Comptroller auditors also concluded that the City of Memphis acted with the “authority granted by the Memphis Code of Ordinances to sell the parks to a non-profit at less than market value.”

“The state audit reinforces what we have stated all along – the sale of the parks and statues was proper and legal,” Memphis City Attorney Bruce McMullen said in statement released after the findings from the Comptroller’s office.

The parks were sold to Memphis Greenspace, Inc. for $1,000 each. The sale of the parks followed the city’s unsuccessful attempt to get a waiver from the Tennessee Historical Commission to remove the Forrest statue from Health Sciences Park. Memphis Greenspace, Inc. removed the trio of statues within hours of taking ownership.

Lt. Gov. Randy McNally (R-Oak Ridge) and House Speaker Beth Harwell (R-Nashville) asked the Comptroller’s Office to review the city’s compliance with the Tennessee Open Meetings Act and other state and local laws.

According to the Comptroller’s auditors, the City of Memphis did not follow all of the guidelines in its Code of Ordinances. Specifically, they found that a section of those ordinances mandates that Memphis Greenspace, Inc. should have submitted an application to the City Real Estate Department before the properties were conveyed.

Such an application is designed to gauge “an entity’s financial strength and overall stability,” the auditors determined.

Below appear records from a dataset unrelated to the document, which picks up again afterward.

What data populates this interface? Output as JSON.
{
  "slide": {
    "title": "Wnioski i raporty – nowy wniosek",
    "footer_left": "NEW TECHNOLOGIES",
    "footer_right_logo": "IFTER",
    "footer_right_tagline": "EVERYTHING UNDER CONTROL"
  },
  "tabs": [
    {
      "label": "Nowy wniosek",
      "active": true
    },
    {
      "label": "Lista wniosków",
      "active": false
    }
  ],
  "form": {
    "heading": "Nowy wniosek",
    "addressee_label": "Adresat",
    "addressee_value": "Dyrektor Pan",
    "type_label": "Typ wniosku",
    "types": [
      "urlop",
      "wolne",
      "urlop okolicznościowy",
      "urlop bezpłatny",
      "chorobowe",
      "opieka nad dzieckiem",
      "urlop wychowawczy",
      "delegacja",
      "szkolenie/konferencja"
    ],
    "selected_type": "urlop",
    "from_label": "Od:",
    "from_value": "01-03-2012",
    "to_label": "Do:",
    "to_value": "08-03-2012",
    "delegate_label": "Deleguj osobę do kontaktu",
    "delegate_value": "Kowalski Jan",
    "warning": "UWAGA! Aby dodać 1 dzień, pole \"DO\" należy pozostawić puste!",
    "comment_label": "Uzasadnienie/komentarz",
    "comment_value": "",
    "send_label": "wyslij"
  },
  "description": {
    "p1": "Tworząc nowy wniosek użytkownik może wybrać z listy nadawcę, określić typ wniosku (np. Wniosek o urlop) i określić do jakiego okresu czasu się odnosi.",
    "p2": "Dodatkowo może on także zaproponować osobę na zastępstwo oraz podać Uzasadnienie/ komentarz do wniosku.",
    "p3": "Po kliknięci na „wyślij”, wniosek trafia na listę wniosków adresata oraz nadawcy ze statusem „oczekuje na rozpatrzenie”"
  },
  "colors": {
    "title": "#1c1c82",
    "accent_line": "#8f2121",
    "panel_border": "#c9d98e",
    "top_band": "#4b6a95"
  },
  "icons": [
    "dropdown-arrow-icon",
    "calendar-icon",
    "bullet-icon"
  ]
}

From the City of Memphis’ viewpoint, Memphis Greenspace, Inc.’s financial capability was determined in a direct meeting with its officers. The city sought to beef up its argument by detailing to auditors three other instances when property had been sold without requiring an application to the City Real Estate Department.

The Comptroller’s Office had this recommendation for the City of Memphis: “Enter into a formal memorandum of understanding with Memphis Greenspace, Inc. for the storage and protection of the historic figures and artifacts.”

Litigation is pending in Davidson County Chancery Court regarding the sale and removal of the statues.